Audi-Chef Duesmann: "Motorsport ist ein fester Bestandteil der Audi DNA"

Das Projekt werde am Standort von Audi Sport in Neuburg an der Donau beheimatet sein. Den Namen eines Formel-1-Rennstalls, an den die Motoren geliefert werden sollen, nannte Audi nicht. Zuletzt war eine Mehrheitsbeteiligung an dem Schweizer Rennstall Sauber erwartet worden, der in der Formel 1 unter dem Namen Alfa Romeo auftritt.

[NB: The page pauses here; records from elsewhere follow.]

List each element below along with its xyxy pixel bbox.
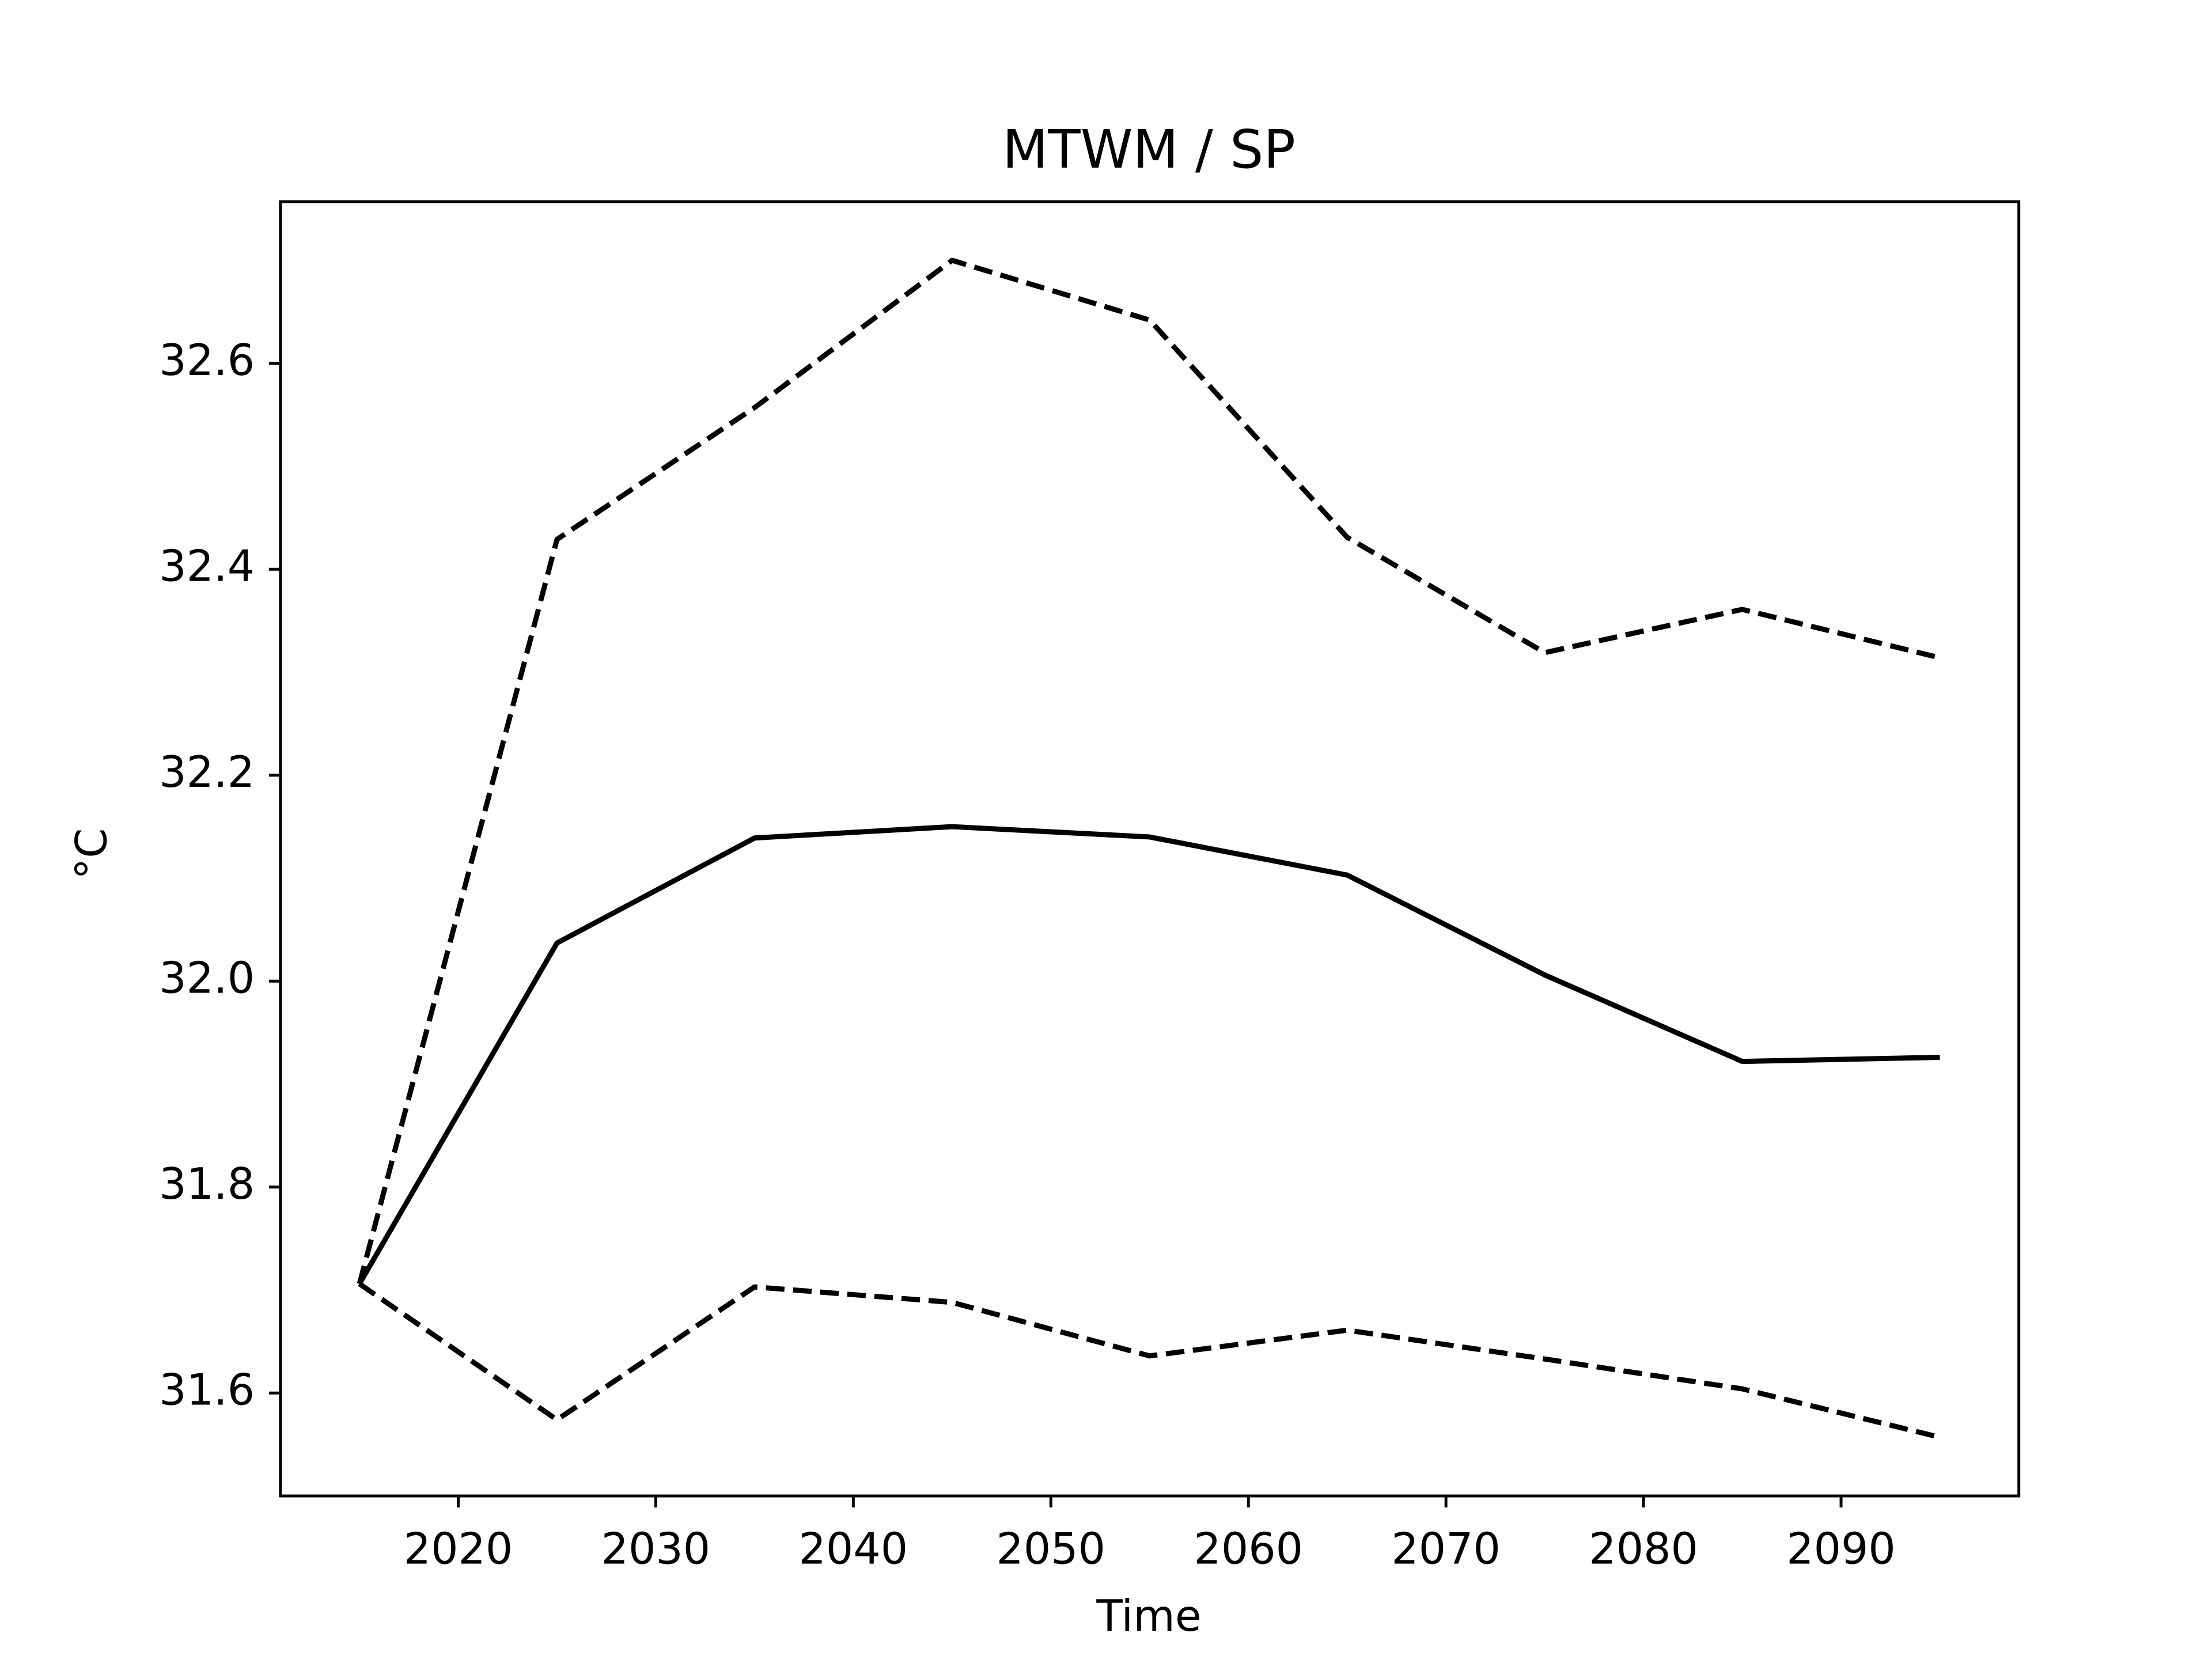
series-line <box>357 257 1941 1285</box>
y-tick-label: 32.4 <box>159 541 255 592</box>
y-tick-label: 32.2 <box>159 747 255 797</box>
y-tick-label: 31.6 <box>159 1365 255 1415</box>
x-axis-label: Time <box>1096 1591 1201 1641</box>
x-tick-label: 2070 <box>1391 1524 1501 1574</box>
x-tick-label: 2090 <box>1786 1524 1896 1574</box>
y-tick-label: 31.8 <box>159 1159 255 1209</box>
y-axis-label: °C <box>66 828 116 880</box>
x-tick-label: 2080 <box>1589 1524 1698 1574</box>
x-tick-label: 2030 <box>601 1524 711 1574</box>
y-tick-label: 32.0 <box>159 953 255 1003</box>
x-tick-label: 2060 <box>1194 1524 1303 1574</box>
plot-frame <box>279 200 2021 1498</box>
x-tick-label: 2020 <box>404 1524 513 1574</box>
y-tick-label: 32.6 <box>159 335 255 385</box>
series-line <box>358 1282 1941 1440</box>
chart-title: MTWM / SP <box>1002 119 1296 180</box>
x-tick-label: 2050 <box>996 1524 1105 1574</box>
series-line <box>357 824 1940 1285</box>
x-tick-label: 2040 <box>799 1524 908 1574</box>
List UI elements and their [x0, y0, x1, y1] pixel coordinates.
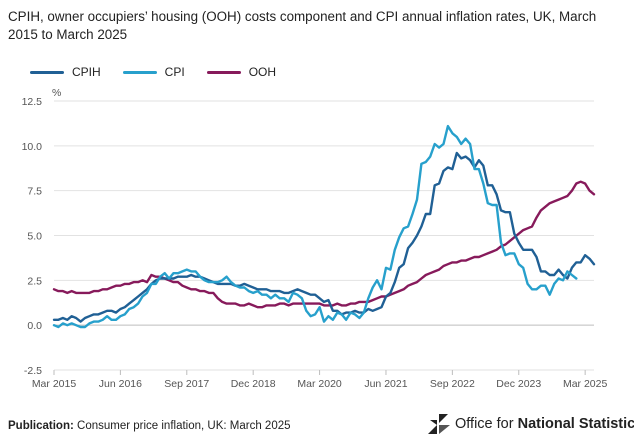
ons-wordmark: Office for National Statistics: [455, 416, 634, 432]
axes: 12.5 10.0 7.5 5.0 2.5 0.0 -2.5% Mar 2015 Jun 201…: [22, 87, 608, 390]
y-tick-label: -2.5: [24, 365, 42, 377]
y-tick-label: 7.5: [27, 186, 42, 198]
series-line-cpih: [52, 151, 596, 323]
ons-wordmark-regular: Office for: [455, 416, 518, 432]
y-tick-label: 2.5: [27, 275, 42, 287]
ons-emblem-icon: [428, 414, 450, 434]
x-tick-label: Jun 2021: [364, 378, 407, 390]
chart-title: CPIH, owner occupiers’ housing (OOH) cos…: [8, 9, 597, 42]
x-tick-label: Sep 2017: [164, 378, 209, 390]
legend-item-cpi: CPI: [122, 65, 185, 79]
y-tick-label: 10.0: [22, 141, 43, 153]
publication-label: Publication:: [8, 420, 74, 432]
x-tick-label: Sep 2022: [430, 378, 475, 390]
legend-label-cpih: CPIH: [72, 65, 101, 79]
x-tick-label: Dec 2023: [496, 378, 541, 390]
series-lines: [52, 124, 596, 329]
legend-swatch-ooh: [206, 70, 241, 74]
legend-item-ooh: OOH: [206, 65, 277, 79]
x-tick-label: Mar 2015: [32, 378, 77, 390]
x-tick-label: Jun 2016: [99, 378, 142, 390]
y-tick-label: 0.0: [27, 320, 42, 332]
ons-wordmark-bold: National Statistics: [517, 416, 634, 432]
publication-footer: Publication: Consumer price inflation, U…: [8, 420, 291, 432]
x-tick-label: Mar 2020: [297, 378, 342, 390]
legend-swatch-cpi: [122, 70, 157, 74]
x-tick-label: Mar 2025: [563, 378, 608, 390]
legend-swatch-cpih: [30, 70, 64, 74]
line-chart: 12.5 10.0 7.5 5.0 2.5 0.0 -2.5% Mar 2015 Jun 201…: [22, 87, 608, 390]
legend-item-cpih: CPIH: [30, 65, 101, 79]
grid-lines: [54, 100, 594, 371]
series-line-ooh: [52, 180, 596, 309]
y-unit-label: %: [52, 87, 61, 99]
series-line-cpi: [52, 124, 578, 329]
x-tick-label: Dec 2018: [231, 378, 276, 390]
legend-label-ooh: OOH: [248, 65, 277, 79]
publication-text: Consumer price inflation, UK: March 2025: [77, 420, 291, 432]
y-tick-label: 12.5: [22, 96, 43, 108]
chart-legend: CPIH CPI OOH: [30, 64, 298, 80]
legend-label-cpi: CPI: [164, 65, 185, 79]
y-tick-label: 5.0: [27, 231, 42, 243]
ons-logo: Office for National Statistics: [428, 412, 634, 436]
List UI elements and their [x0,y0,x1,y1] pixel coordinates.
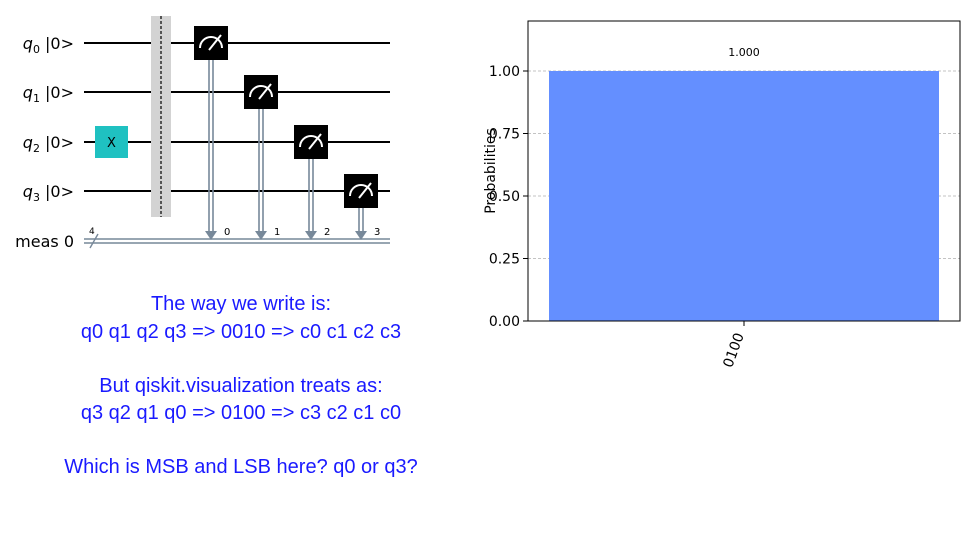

"Motorsport ist fester Bestandteil der Audi DNA", sagte Audi-Chef Markus Duesmann. Der Rennzirkus sei globale Bühne für die Marke mit den vier Ringen und ein anspruchsvolles Entwicklungslabor zugleich. Die Formel 1 hat sich zum Ziel gesetzt, bis 2030 CO₂-neutral zu werden. Dazu wurde vom Weltmotorsport-Verband FIA ein neues Reglement erlassen, das auf stärkere Elektrifizierung und nachhaltige Kraftstoffe setzt.

Ein Einstieg des ebenfalls zu Volkswagen gehörenden Sportwagenbauers Porsche in die Formel 1 wird in Kürze erwartet. Hier gilt eine Partnerschaft mit Red Bull von Weltmeister Max Verstappen als abgemacht. Audi wollte ursprünglich den britischen Luxussportwagenbauer MacLaren übernehmen, zu dem der gleichnamige Rennstall gehört, kam aber nicht zum Zuge. Zuletzt gab es auch Kontakte mit Williams.

An der Pressekonferenz nahmen neben Duesmann und Oliver Hoffmann, Audi Vorstand Technische Entwicklung, auch Mohammed bin Sulayem, Präsident des Automobil-Weltverbandes FIA, und Formel-1-Geschäftsführer Stefano Domenicali teil.